The single structural difference from native GHRH is the engineering that matters. A trans-3-hexenoic-acid group conjugated to the N-terminus blocks dipeptidyl peptidase-IV (DPP-IV) — the enzyme that rapidly chews up natural GHRH — so tesamorelin survives long enough in plasma to drive a meaningful GH pulse [1][7]. That places it in the GHRH-analogue class: a molecule that amplifies the body's own growth-hormone rhythm rather than supplying growth hormone from outside. For the molecule-by-molecule contrast with the older truncated GHRH(1-29) fragment, see tesamorelin vs sermorelin.

Mechanism in Brief: GHRH-R, Pulsatile GH, and IGF-1

Tesamorelin binds the GHRH receptor (GHRH-R) on pituitary somatotroph cells — the GH-making cells — and activates the Gs/adenylyl-cyclase/cAMP/PKA cascade that drives synthesis and pulsatile release of endogenous growth hormone [1]. That GH then signals the liver to produce IGF-1, and the GH/IGF-1 pair activates hormone-sensitive lipase to break down fat preferentially in visceral depots [1].

The distinction from injected growth hormone is the whole point: tesamorelin works upstream, amplifying the body's own pulsatile GH rhythm rather than flooding the system with a constant external supply [1]. In healthy men, 2 mg/day for two weeks raised mean overnight GH by 0.5 ug/L and IGF-1 by 181 ug/L while leaving insulin sensitivity intact [4]. The full pathway, kinetics, and dose data live in the mechanism of action module.

Is Tesamorelin a Steroid or a Growth Hormone?

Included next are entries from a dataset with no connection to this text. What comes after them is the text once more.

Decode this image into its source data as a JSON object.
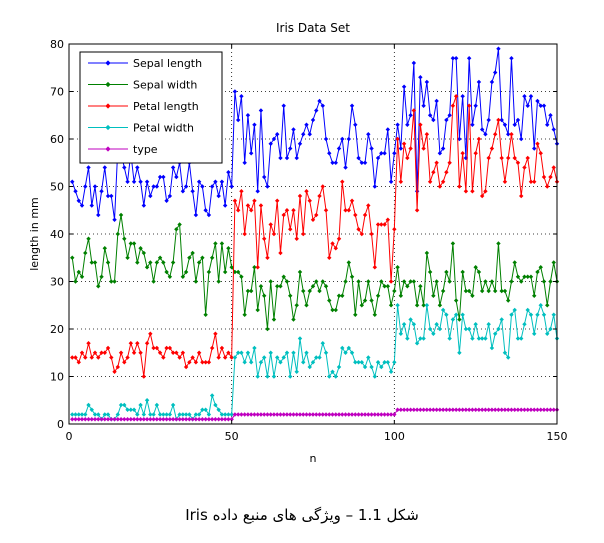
{
  "chart_data": {
    "type": "line",
    "title": "Iris Data Set",
    "xlabel": "n",
    "ylabel": "length in mm",
    "xlim": [
      0,
      150
    ],
    "ylim": [
      0,
      80
    ],
    "xticks": [
      0,
      50,
      100,
      150
    ],
    "yticks": [
      0,
      10,
      20,
      30,
      40,
      50,
      60,
      70,
      80
    ],
    "grid": true,
    "legend_position": "top-left",
    "series": [
      {
        "name": "Sepal length",
        "color": "#0000ff",
        "values": [
          51,
          49,
          47,
          46,
          50,
          54,
          46,
          50,
          44,
          49,
          54,
          48,
          48,
          43,
          58,
          57,
          54,
          51,
          57,
          51,
          54,
          51,
          46,
          51,
          48,
          50,
          50,
          52,
          52,
          47,
          48,
          54,
          52,
          55,
          49,
          50,
          55,
          49,
          44,
          51,
          50,
          45,
          44,
          50,
          51,
          48,
          51,
          46,
          53,
          50,
          70,
          64,
          69,
          55,
          65,
          57,
          63,
          49,
          66,
          52,
          50,
          59,
          60,
          61,
          56,
          67,
          56,
          58,
          62,
          56,
          59,
          61,
          63,
          61,
          64,
          66,
          68,
          67,
          60,
          57,
          55,
          55,
          58,
          60,
          54,
          60,
          67,
          63,
          56,
          55,
          55,
          61,
          58,
          50,
          56,
          57,
          57,
          62,
          51,
          57,
          63,
          58,
          71,
          63,
          65,
          76,
          49,
          73,
          67,
          72,
          65,
          64,
          68,
          57,
          58,
          64,
          65,
          77,
          77,
          60,
          69,
          56,
          77,
          63,
          67,
          72,
          62,
          61,
          64,
          72,
          74,
          79,
          64,
          63,
          61,
          77,
          63,
          64,
          60,
          69,
          67,
          69,
          58,
          68,
          67,
          67,
          63,
          65,
          62,
          59
        ]
      },
      {
        "name": "Sepal width",
        "color": "#008000",
        "values": [
          35,
          30,
          32,
          31,
          36,
          39,
          34,
          34,
          29,
          31,
          37,
          34,
          30,
          30,
          40,
          44,
          39,
          35,
          38,
          38,
          34,
          37,
          36,
          33,
          34,
          30,
          34,
          35,
          34,
          32,
          31,
          34,
          41,
          42,
          31,
          32,
          35,
          36,
          30,
          34,
          35,
          23,
          32,
          35,
          38,
          30,
          38,
          32,
          37,
          33,
          32,
          32,
          31,
          23,
          28,
          28,
          33,
          24,
          29,
          27,
          20,
          30,
          22,
          29,
          29,
          31,
          30,
          27,
          22,
          25,
          32,
          28,
          25,
          28,
          29,
          30,
          28,
          30,
          29,
          26,
          24,
          24,
          27,
          27,
          30,
          34,
          31,
          23,
          30,
          25,
          26,
          30,
          26,
          23,
          27,
          30,
          29,
          29,
          25,
          28,
          33,
          27,
          30,
          29,
          30,
          30,
          25,
          29,
          25,
          36,
          32,
          27,
          30,
          25,
          28,
          32,
          30,
          38,
          26,
          22,
          32,
          28,
          28,
          27,
          33,
          32,
          28,
          30,
          28,
          30,
          28,
          38,
          28,
          28,
          26,
          30,
          34,
          31,
          30,
          31,
          31,
          31,
          27,
          32,
          33,
          30,
          25,
          30,
          34,
          30
        ]
      },
      {
        "name": "Petal length",
        "color": "#ff0000",
        "values": [
          14,
          14,
          13,
          15,
          14,
          17,
          14,
          15,
          14,
          15,
          15,
          16,
          14,
          11,
          12,
          15,
          13,
          14,
          17,
          15,
          17,
          15,
          10,
          17,
          19,
          16,
          16,
          15,
          14,
          16,
          16,
          15,
          15,
          14,
          15,
          12,
          13,
          14,
          13,
          15,
          13,
          13,
          13,
          16,
          19,
          14,
          16,
          14,
          15,
          14,
          47,
          45,
          49,
          40,
          46,
          45,
          47,
          33,
          46,
          39,
          35,
          42,
          40,
          47,
          36,
          44,
          45,
          41,
          45,
          39,
          48,
          40,
          49,
          47,
          43,
          44,
          48,
          50,
          45,
          35,
          38,
          37,
          39,
          51,
          45,
          45,
          47,
          44,
          41,
          40,
          44,
          46,
          40,
          33,
          42,
          42,
          42,
          43,
          30,
          41,
          60,
          51,
          59,
          56,
          58,
          66,
          45,
          63,
          58,
          61,
          51,
          53,
          55,
          50,
          51,
          53,
          55,
          67,
          69,
          50,
          57,
          49,
          67,
          49,
          57,
          60,
          48,
          49,
          56,
          58,
          61,
          64,
          56,
          51,
          56,
          61,
          56,
          55,
          48,
          54,
          56,
          51,
          51,
          59,
          57,
          52,
          50,
          52,
          54,
          51
        ]
      },
      {
        "name": "Petal width",
        "color": "#00bfbf",
        "values": [
          2,
          2,
          2,
          2,
          2,
          4,
          3,
          2,
          2,
          1,
          2,
          2,
          1,
          1,
          2,
          4,
          4,
          3,
          3,
          3,
          2,
          4,
          2,
          5,
          2,
          2,
          4,
          2,
          2,
          2,
          2,
          4,
          1,
          2,
          2,
          2,
          2,
          1,
          2,
          2,
          3,
          3,
          2,
          6,
          4,
          3,
          2,
          2,
          2,
          2,
          14,
          15,
          15,
          13,
          15,
          13,
          16,
          10,
          13,
          14,
          10,
          15,
          10,
          14,
          13,
          14,
          15,
          10,
          15,
          11,
          18,
          13,
          15,
          12,
          13,
          14,
          14,
          17,
          15,
          10,
          11,
          10,
          12,
          16,
          15,
          16,
          15,
          13,
          13,
          13,
          12,
          14,
          12,
          10,
          13,
          12,
          13,
          13,
          11,
          13,
          25,
          19,
          21,
          18,
          22,
          21,
          17,
          18,
          18,
          25,
          20,
          19,
          21,
          20,
          24,
          23,
          18,
          22,
          23,
          15,
          23,
          20,
          20,
          18,
          21,
          18,
          18,
          18,
          21,
          16,
          19,
          20,
          22,
          15,
          14,
          23,
          24,
          18,
          18,
          21,
          24,
          23,
          19,
          23,
          25,
          23,
          19,
          20,
          23,
          18
        ]
      },
      {
        "name": "type",
        "color": "#bf00bf",
        "values": [
          1,
          1,
          1,
          1,
          1,
          1,
          1,
          1,
          1,
          1,
          1,
          1,
          1,
          1,
          1,
          1,
          1,
          1,
          1,
          1,
          1,
          1,
          1,
          1,
          1,
          1,
          1,
          1,
          1,
          1,
          1,
          1,
          1,
          1,
          1,
          1,
          1,
          1,
          1,
          1,
          1,
          1,
          1,
          1,
          1,
          1,
          1,
          1,
          1,
          1,
          2,
          2,
          2,
          2,
          2,
          2,
          2,
          2,
          2,
          2,
          2,
          2,
          2,
          2,
          2,
          2,
          2,
          2,
          2,
          2,
          2,
          2,
          2,
          2,
          2,
          2,
          2,
          2,
          2,
          2,
          2,
          2,
          2,
          2,
          2,
          2,
          2,
          2,
          2,
          2,
          2,
          2,
          2,
          2,
          2,
          2,
          2,
          2,
          2,
          2,
          3,
          3,
          3,
          3,
          3,
          3,
          3,
          3,
          3,
          3,
          3,
          3,
          3,
          3,
          3,
          3,
          3,
          3,
          3,
          3,
          3,
          3,
          3,
          3,
          3,
          3,
          3,
          3,
          3,
          3,
          3,
          3,
          3,
          3,
          3,
          3,
          3,
          3,
          3,
          3,
          3,
          3,
          3,
          3,
          3,
          3,
          3,
          3,
          3,
          3
        ]
      }
    ]
  },
  "caption": "شکل 1.1 – ویژگی های منبع داده Iris"
}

Tesamorelin is neither. It is not an anabolic steroid — those are synthetic derivatives of testosterone with an entirely different chemistry and mechanism. And it is not exogenous (externally supplied) growth hormone either. It is a peptide GHRH analogue: it stimulates the pituitary to release the body's own GH in its natural pulsatile bursts [1].

That upstream mechanism is why its metabolic profile differs from recombinant GH. Where injected GH delivers a continuous external dose, tesamorelin amplifies the existing rhythm and lets normal feedback loops still operate [4]. The practical signature in trials was selective visceral-fat reduction with insulin sensitivity preserved in healthy men [4].

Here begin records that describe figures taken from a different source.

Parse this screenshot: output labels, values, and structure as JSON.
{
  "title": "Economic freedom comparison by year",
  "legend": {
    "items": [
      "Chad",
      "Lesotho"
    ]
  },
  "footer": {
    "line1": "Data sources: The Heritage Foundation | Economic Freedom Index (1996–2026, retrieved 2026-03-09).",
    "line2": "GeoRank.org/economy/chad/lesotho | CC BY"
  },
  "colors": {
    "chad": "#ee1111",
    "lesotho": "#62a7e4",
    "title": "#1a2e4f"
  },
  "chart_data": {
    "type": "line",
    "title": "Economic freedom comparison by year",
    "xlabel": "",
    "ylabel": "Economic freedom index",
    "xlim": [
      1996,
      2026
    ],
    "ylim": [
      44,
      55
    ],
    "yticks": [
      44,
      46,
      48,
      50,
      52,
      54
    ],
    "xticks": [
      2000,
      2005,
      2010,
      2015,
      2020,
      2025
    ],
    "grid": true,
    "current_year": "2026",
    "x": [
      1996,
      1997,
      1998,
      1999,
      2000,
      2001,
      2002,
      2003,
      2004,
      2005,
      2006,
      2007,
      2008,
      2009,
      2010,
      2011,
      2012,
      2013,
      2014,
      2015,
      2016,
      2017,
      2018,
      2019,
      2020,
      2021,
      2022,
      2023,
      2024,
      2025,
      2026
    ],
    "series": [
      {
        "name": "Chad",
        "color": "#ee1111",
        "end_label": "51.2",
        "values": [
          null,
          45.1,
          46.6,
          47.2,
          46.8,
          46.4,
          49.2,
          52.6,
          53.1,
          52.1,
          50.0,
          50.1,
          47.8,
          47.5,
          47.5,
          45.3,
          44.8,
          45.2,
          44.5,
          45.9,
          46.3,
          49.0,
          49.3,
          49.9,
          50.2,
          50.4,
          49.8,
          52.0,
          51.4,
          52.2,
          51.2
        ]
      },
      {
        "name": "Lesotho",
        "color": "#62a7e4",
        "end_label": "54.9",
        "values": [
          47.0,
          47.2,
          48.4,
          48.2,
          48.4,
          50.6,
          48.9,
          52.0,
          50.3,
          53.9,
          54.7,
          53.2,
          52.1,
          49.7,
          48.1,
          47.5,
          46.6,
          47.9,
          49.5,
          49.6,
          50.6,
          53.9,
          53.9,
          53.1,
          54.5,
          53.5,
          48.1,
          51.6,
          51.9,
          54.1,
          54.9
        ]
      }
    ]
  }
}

FDA Approval Scope: HIV-Associated Lipodystrophy Only

Tesamorelin is FDA-approved — and the scope is narrow and worth stating precisely. It was approved in the United States in 2010 (NDA 022505) to reduce excess abdominal visceral fat in HIV-infected adults with lipodystrophy, a fat-redistribution complication of HIV and its therapy [5]. That is the only FDA-approved indication.

Every other use — general or cosmetic fat loss, anti-aging, growth-hormone optimization, performance, non-HIV fatty-liver disease — is off-label and investigational, not FDA-approved [5]. Research-grade tesamorelin supplied for laboratory work is not the approved finished drug product and carries no human-use approval. Tesamorelin is also prohibited in sport under WADA category S2. The FDA approval scope and the labeled contraindications are detailed on the about and FAQ pages.